If your audience are travellers then you should be thinking about how you can get your content to them.
If your audience are earlier adopters of mobile tech (young adult readers for example), then you need to think about it too.
Self Publishing and Tablets
It’s not easy to self publish cost effectively on tablets, yet. There are very few technical standards, meaning it’s hard to get an app to run on both iPad and iPhone, Android and Windows 8. It’s also hard to create an app without some serious programming skills, or deep pockets. I’ve been looking for some options for the DIYer to build your own app – so far I haven’t found anything particularly compelling, and nothing cheap.
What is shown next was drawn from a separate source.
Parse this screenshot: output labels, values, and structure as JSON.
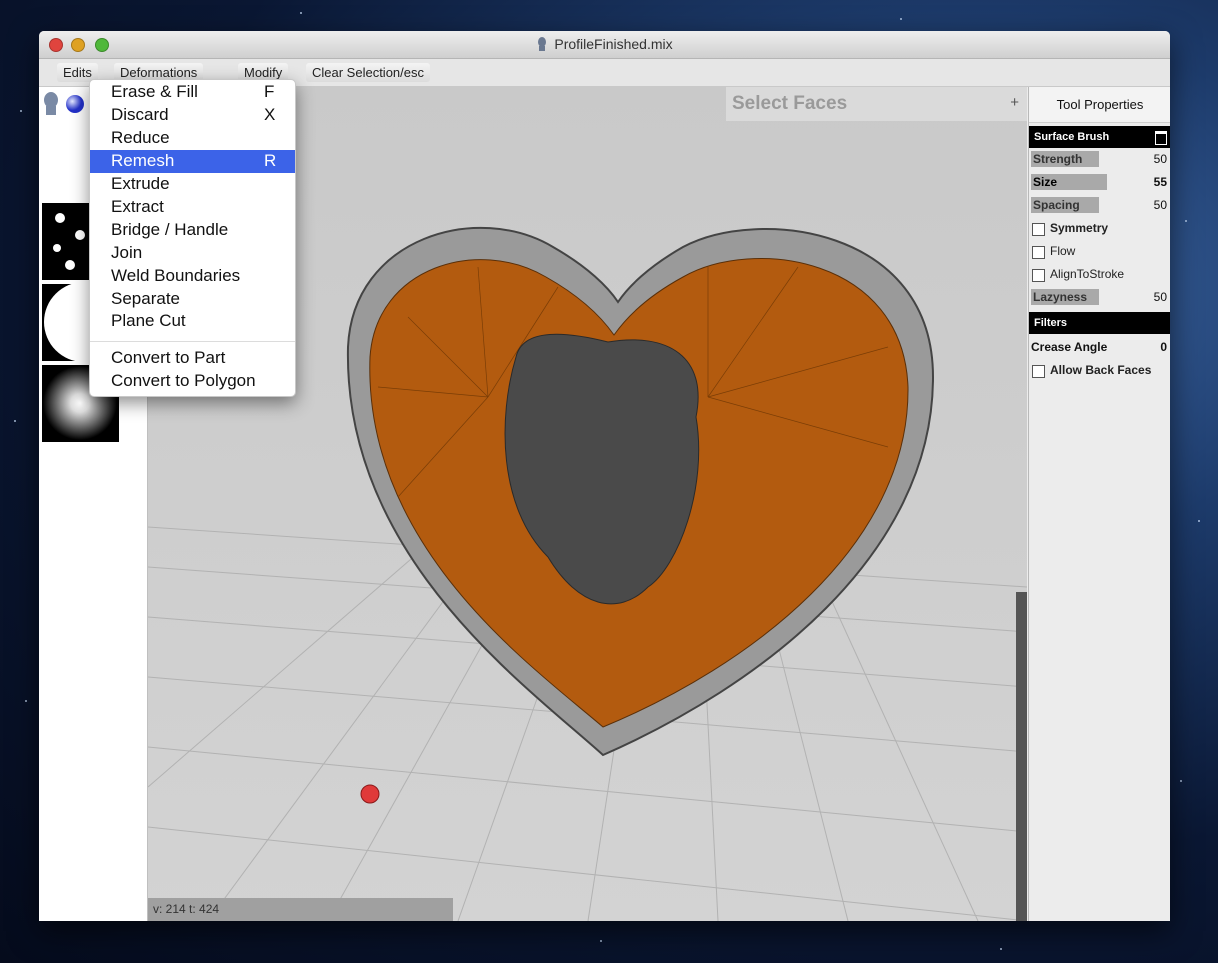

The content is still key – but I think more and more we should make sure we separate out the content from the delivery mechanism. Basically the same content can, and possibly should be, delivered as:
- a website
- a paper book
- an eBook
- an app
Write once, distribute many times is a sensible approach for the future. What do you guys think? Have you ever used apps to read books, rather than an eBook?
10 replies on “Tablet Publishing for Self-Publishers: iPad Edition”
I am an avid tablet user and now also my Samsung galaxy sIII but I still Google. …all the time….
Thw goofl search is getting pretty awesome on android, pulling in maps, locations etc.
I understood that it didn’t have a GPS chip – well according to the US specs anyways – the cellular version uses GPS on the SIM chip – but maybe there are regional variants?
What about this theory: hardware inside is the same, only no simcard slot. So it can still detect cell towers and get location? May be a long shot….
I loved the article. Especially this bit
Write once, distribute many seems to be a sensible approach for the future.
How about an article on how to publish a book as an app? That’s where I’m a little confused.
When I figure it out I’ll definitely be writing that article Tina!
Here you go Lis http://www.citymaps2go.com/offlinemaps/info it is called “passive GPS” 😉 SY
Fascinating, as Mr Spock would say. So I’d had it turned on at the hostel, I then walked 5 minutes down the road, took a bus several kilometers wandered around for 5 minutes before I turned it back on to look at a map – it figured out where I immediately – except it had me on the wrong side of toad. Pretty impressive.
Don’t forget that there is a dark side to that also — the same technology could be used to track where people are in order to spy on them. SY
I do recall definitely turning on a setting for location services – so they are open about it – but I agree, it must be a total bummer being a teen these days!